Vanderbilt Project on Unity and American Democracy opens with speaker panel

The panel will stream on Jan. 14 at 4:30 p.m. CST and feature Al Gore, Condoleezza Rice and Jon Meacham.


Geena Han

Calhoun Hall on a sunny day, photographed on Sept. 11, 2020. (Hustler Multimedia/Geena Han)

Jessica M. Barker, News Editor

As part of the new Vanderbilt Project on Unity & American Democracy, there will be a virtual conversational panel featuring Al Gore, Condoleezza Rice and Jon Meacham on Thursday, Jan. 14 at 4:30 p.m. CST.

The panel, held in conjunction with the Chancellor’s Lecture Series, will begin with former Vice President Al Gore providing the framework for the project’s approach to advancing unity. Gore, an alumnus of the university, spoke as part of the Chancellor’s Lecture Series in 2019. Then, the panel will continue with a discussion between professor Jon Meacham and 66th U.S. Secretary of State Condoleezza Rice on evidence-based policymaking. 

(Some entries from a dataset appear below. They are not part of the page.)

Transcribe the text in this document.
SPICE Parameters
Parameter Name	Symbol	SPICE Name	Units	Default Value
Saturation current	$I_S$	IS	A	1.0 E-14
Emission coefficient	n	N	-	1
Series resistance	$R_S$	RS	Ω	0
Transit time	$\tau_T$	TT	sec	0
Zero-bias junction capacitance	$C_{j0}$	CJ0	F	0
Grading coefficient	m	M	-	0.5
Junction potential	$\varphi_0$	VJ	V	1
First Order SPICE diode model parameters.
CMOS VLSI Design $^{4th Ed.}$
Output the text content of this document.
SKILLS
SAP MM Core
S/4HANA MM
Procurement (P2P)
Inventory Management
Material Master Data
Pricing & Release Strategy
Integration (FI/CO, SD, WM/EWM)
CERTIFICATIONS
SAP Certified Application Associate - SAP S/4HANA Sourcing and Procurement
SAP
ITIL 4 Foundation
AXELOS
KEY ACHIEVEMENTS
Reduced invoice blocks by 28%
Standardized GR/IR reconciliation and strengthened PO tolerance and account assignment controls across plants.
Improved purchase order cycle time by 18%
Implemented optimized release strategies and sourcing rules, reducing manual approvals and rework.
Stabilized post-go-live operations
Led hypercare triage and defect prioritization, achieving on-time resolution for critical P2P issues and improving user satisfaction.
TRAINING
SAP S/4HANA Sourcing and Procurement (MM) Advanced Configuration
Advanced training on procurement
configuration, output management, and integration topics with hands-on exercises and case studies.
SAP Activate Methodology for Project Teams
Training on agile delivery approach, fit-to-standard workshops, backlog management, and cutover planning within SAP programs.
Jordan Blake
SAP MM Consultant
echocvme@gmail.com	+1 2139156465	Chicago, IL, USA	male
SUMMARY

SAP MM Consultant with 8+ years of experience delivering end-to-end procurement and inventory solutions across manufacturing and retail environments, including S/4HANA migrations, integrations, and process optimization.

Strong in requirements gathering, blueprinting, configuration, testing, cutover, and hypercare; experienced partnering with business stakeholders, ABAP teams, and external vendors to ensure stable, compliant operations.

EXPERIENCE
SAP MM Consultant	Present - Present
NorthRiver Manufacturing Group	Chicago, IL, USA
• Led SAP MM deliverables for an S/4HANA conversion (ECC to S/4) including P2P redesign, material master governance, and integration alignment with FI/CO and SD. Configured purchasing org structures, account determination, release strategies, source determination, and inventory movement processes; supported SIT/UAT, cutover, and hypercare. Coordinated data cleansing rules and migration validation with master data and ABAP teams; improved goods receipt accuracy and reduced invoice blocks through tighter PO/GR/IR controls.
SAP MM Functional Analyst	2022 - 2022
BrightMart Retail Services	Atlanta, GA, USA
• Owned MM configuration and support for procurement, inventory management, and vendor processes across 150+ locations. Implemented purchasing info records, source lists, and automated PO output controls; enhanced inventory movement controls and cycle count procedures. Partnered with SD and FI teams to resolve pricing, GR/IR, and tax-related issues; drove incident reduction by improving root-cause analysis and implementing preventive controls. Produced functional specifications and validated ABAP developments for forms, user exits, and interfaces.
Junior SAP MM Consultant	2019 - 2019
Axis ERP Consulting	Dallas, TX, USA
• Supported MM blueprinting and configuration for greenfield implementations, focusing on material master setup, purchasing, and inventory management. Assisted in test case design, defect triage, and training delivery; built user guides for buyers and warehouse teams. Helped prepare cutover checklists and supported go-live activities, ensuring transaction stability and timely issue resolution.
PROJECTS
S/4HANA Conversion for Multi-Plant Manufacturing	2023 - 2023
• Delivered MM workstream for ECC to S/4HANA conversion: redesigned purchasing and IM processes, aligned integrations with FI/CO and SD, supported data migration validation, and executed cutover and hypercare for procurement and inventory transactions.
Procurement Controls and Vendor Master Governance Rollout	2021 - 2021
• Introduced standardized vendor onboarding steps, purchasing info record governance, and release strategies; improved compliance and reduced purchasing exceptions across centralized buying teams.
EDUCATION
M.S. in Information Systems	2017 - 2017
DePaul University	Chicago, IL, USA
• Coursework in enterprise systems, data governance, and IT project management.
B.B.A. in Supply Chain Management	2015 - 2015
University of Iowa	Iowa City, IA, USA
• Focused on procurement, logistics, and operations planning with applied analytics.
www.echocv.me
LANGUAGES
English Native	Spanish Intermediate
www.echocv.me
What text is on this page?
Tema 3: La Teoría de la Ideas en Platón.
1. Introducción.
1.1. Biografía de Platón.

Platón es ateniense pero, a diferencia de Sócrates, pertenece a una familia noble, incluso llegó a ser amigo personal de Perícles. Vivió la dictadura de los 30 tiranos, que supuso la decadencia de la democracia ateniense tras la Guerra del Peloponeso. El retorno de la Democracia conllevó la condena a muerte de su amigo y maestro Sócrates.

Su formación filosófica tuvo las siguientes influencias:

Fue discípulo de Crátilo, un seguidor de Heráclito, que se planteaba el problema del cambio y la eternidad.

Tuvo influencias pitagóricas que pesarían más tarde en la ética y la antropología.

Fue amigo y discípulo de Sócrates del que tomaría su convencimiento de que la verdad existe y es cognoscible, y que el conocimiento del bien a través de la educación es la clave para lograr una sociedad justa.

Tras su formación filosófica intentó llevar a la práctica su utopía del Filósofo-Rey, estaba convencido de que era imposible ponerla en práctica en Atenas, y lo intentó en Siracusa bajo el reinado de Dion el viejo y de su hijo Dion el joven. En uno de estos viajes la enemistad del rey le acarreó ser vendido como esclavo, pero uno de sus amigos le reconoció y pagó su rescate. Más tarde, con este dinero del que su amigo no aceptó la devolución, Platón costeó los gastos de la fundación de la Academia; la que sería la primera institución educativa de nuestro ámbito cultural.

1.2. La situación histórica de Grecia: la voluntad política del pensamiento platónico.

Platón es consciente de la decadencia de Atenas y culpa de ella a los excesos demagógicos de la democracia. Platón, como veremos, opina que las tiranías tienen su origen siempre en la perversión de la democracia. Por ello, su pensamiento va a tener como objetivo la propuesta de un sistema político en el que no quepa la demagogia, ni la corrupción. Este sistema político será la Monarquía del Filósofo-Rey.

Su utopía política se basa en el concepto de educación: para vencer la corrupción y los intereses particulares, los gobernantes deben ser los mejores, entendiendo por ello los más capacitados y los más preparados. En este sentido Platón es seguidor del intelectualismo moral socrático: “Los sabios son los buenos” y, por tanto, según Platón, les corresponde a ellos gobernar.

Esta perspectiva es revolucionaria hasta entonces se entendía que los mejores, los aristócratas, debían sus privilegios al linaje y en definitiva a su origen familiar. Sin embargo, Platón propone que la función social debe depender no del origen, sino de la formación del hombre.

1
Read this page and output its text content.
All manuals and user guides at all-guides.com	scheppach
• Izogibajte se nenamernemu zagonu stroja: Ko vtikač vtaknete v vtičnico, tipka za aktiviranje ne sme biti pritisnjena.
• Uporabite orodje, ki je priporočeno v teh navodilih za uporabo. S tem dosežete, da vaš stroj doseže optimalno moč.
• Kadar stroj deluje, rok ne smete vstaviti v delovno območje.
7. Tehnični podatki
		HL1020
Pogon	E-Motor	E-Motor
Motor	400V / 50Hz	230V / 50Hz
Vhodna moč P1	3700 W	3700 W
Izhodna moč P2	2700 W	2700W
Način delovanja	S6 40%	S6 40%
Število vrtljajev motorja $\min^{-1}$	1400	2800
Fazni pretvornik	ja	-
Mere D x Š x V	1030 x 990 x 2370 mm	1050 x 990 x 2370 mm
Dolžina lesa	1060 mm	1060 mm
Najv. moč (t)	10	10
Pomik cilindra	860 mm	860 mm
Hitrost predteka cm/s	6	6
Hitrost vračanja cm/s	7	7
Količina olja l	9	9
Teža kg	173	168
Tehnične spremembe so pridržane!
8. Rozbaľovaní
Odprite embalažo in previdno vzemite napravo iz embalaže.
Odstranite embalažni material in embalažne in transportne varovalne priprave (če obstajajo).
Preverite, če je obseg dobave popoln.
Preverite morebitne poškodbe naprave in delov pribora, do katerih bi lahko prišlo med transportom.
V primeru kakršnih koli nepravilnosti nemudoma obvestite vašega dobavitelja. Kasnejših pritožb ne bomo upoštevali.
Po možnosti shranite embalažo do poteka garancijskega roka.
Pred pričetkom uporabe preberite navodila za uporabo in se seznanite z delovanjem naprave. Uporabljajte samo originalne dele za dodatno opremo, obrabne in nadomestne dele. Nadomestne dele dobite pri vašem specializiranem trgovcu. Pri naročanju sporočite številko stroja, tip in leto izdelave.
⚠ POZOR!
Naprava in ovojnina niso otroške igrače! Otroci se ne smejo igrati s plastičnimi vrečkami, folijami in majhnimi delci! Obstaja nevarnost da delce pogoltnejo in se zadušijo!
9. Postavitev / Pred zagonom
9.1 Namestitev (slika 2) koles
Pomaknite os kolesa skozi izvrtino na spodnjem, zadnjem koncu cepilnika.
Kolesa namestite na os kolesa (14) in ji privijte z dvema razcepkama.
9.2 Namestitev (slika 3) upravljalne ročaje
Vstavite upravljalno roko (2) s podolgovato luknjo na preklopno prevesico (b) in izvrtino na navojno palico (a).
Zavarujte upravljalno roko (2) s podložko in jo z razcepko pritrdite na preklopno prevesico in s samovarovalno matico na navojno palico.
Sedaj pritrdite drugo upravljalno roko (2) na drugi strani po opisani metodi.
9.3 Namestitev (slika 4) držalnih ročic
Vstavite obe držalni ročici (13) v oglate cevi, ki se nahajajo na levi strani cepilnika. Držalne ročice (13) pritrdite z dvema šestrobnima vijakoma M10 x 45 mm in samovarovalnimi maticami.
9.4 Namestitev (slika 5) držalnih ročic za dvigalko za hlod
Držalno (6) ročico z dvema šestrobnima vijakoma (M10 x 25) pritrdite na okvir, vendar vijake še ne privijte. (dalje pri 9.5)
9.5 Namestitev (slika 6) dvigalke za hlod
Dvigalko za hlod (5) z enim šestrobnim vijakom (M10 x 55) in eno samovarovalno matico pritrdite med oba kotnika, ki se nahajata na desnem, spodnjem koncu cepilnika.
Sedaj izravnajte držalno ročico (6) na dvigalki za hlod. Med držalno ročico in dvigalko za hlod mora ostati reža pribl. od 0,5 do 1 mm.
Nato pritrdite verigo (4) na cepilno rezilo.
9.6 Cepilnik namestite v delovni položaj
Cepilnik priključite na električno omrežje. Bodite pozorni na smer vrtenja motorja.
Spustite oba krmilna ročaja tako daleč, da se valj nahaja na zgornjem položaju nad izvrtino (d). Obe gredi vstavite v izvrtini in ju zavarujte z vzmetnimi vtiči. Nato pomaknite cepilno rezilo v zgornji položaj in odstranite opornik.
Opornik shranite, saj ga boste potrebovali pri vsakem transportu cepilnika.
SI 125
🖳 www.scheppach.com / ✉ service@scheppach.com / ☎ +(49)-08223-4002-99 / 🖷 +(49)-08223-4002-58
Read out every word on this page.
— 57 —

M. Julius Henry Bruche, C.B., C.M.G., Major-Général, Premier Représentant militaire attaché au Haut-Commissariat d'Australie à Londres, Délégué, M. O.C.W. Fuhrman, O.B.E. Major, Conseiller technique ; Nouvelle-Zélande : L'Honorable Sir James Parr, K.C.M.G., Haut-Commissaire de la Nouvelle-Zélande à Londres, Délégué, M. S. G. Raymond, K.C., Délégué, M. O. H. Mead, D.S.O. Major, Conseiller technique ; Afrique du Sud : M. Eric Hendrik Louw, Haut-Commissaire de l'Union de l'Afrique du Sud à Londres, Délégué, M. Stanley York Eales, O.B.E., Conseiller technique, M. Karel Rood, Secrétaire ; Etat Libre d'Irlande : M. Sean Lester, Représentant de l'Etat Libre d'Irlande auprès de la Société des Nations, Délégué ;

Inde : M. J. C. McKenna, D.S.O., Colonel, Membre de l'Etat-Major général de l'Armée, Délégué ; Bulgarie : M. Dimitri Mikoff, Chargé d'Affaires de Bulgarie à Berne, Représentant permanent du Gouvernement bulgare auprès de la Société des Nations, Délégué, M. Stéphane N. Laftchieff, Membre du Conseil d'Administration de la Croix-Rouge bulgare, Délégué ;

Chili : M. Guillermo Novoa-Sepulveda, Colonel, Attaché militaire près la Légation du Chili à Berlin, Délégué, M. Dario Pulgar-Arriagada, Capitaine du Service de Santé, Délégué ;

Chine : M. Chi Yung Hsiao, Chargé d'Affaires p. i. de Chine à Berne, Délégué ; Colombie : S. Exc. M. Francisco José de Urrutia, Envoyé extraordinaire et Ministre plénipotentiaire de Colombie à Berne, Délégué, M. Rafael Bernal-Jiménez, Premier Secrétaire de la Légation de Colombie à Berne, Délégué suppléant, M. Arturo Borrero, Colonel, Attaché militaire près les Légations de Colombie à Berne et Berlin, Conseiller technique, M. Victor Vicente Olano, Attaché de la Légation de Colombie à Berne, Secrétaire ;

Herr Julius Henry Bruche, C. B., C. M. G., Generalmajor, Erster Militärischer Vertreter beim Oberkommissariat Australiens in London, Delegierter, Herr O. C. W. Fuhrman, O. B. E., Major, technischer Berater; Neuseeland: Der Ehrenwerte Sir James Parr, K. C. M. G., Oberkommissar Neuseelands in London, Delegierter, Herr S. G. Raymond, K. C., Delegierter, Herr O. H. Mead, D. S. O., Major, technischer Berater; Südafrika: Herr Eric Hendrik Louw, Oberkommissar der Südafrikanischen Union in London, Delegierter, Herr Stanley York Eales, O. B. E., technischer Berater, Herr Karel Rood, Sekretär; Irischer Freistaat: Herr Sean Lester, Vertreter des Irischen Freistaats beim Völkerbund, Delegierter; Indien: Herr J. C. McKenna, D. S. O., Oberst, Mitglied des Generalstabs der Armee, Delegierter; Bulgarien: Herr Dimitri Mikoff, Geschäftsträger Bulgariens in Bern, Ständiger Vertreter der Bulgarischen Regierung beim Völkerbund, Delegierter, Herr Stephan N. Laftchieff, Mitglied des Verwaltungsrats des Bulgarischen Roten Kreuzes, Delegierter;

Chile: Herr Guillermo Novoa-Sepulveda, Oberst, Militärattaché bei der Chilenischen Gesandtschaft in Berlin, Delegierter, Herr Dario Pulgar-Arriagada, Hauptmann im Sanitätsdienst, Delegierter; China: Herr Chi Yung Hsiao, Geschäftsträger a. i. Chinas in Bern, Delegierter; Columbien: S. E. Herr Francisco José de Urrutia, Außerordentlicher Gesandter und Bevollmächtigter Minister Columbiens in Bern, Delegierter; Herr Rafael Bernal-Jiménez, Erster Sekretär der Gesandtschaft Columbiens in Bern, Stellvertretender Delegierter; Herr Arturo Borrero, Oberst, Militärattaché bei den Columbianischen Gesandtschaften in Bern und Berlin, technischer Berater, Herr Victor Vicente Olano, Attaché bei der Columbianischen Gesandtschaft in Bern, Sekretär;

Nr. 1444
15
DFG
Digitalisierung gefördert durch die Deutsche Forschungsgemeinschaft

Meacham taught the U.S. Elections course during the Fall 2020 semester, which garnered national news attention for a quiz question and for his contributions on MSNBC. In late 2020, Meacham transitioned from contributor to guest on MSNBC in light of the news channel’s discovering of Meacham’s contributions to Biden’s victory speech.

The virtual event is open to both the Vanderbilt community and the general public, but individuals must register beforehand to attend.

The Project, according to its website, seeks to examine historical movements and elevate research-based reasoning in an effort to unify the polarized United States. The project’s leadership includes former TN governor Bill Haslam, former White House Fellow Samar Ali, Dean of the College of Arts and Science John Geer, Executive Director Gray Sasser and Meacham. 

Following this panel, the Project will create and disperse research and evidence in order to elevate it into the national conversation.

By adhering to the historical and empirical record, The Vanderbilt Project on Unity and American Democracy will reinvigorate our national discourse, the public, and our leaders in the possibilities and promises of democracy,” the Project’s concept paper reads. “Through this crucial work, the Project will shine light on what binds Americans together allowing it to illuminate the path toward that more perfect union.”